AIME, IMO shortlisted problems, HMMT — none of these are soft benchmarks. Step-3.5-Flash leads all three from a model activating just 11B parameters per token.

On AIME 2025 — the hardest math competition benchmark currently tracked — Step-3.5-Flash scores 97.3, the highest of any open-source model in this comparison. IMOAnswerBench at 85.4 and HMMT 2025 at 96.2 follow the same pattern: consistent leadership across every competition-level math benchmark tested. This is not a model that was tuned for one leaderboard. The reasoning depth holds across IMO shortlisted problems, HMMT’s February and November rounds, and AIME — three completely different problem structures requiring symbolic manipulation, proof construction, and numerical reasoning under pressure.

Agentic (pairs with τ²-Bench, GAIA, ResearchRubrics)

Grouped bar chart showing τ²-Bench, GAIA, and ResearchRubrics scores for three models. Step-3.5-Flash leads all three at 88.2, 84.5, and 65.3. Kimi K2.5 and DeepSeek V3.2 trail on every benchmark shown.
On ResearchRubrics, Step-3.5-Flash scores 65.3 — beating both Gemini DeepResearch and OpenAI DeepResearch. A 196B open-source model outperforming purpose-built research agents.
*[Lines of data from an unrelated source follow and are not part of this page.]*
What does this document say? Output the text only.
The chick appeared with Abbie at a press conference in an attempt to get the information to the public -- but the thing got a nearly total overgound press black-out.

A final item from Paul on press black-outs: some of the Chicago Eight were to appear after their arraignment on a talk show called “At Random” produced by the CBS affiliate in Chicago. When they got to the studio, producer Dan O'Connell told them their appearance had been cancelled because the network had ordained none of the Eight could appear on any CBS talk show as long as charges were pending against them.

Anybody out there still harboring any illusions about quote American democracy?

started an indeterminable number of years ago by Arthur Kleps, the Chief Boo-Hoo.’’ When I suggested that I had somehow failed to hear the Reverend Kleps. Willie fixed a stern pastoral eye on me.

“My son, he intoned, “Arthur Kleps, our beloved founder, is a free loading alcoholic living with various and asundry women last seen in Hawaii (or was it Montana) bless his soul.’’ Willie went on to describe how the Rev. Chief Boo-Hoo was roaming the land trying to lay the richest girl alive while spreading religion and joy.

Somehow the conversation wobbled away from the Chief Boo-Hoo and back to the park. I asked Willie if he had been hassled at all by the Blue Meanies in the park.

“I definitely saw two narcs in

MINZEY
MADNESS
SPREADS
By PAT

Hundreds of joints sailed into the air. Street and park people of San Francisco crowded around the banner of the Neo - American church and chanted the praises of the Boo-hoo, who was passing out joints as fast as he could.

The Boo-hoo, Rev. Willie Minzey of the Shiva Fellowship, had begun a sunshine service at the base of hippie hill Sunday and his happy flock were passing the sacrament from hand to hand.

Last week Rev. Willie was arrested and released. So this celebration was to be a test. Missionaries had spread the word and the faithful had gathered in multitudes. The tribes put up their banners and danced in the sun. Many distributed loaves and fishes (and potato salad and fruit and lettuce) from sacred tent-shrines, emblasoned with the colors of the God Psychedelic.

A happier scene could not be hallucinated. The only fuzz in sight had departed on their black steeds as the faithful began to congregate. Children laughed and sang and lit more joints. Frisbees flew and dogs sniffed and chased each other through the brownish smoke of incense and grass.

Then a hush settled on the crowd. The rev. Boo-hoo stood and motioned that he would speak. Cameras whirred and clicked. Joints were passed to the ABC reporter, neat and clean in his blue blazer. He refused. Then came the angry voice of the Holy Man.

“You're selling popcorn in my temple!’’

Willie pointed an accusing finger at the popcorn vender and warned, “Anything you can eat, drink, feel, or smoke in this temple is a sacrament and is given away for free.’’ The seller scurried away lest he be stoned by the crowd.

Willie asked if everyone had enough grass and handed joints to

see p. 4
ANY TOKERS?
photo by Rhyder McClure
τ²-Bench measures real-world tool use across web, code, and file environments — Step-3.5-Flash leads at 88.2, ahead of DeepSeek V3.2 at 85.2 and Kimi K2.5 at 85.4. GAIA, which tests multi-step reasoning over external resources, shows 84.5 — the highest open-source score in the table by a meaningful margin. Most striking is ResearchRubrics at 65.3: this benchmark evaluates long-form deep research quality using a ReAct agent loop, and Step-3.5-Flash outscores both Gemini DeepResearch at 60.7 and OpenAI DeepResearch at 60.7. A 196B open-source model beating both proprietary deep research systems is the kind of result that deserves far more attention than it has received.

On coding, Step-3.5-Flash leads the open-source field on LiveCodeBench-V6 at 86.4. On reasoning, it posts the highest AIME 2025 score in the comparison at 97.3. On agentic tasks, it leads τ²-Bench at 88.2 and GAIA at 84.5 — benchmarks that test real-world multi-step tool use, not synthetic problem sets.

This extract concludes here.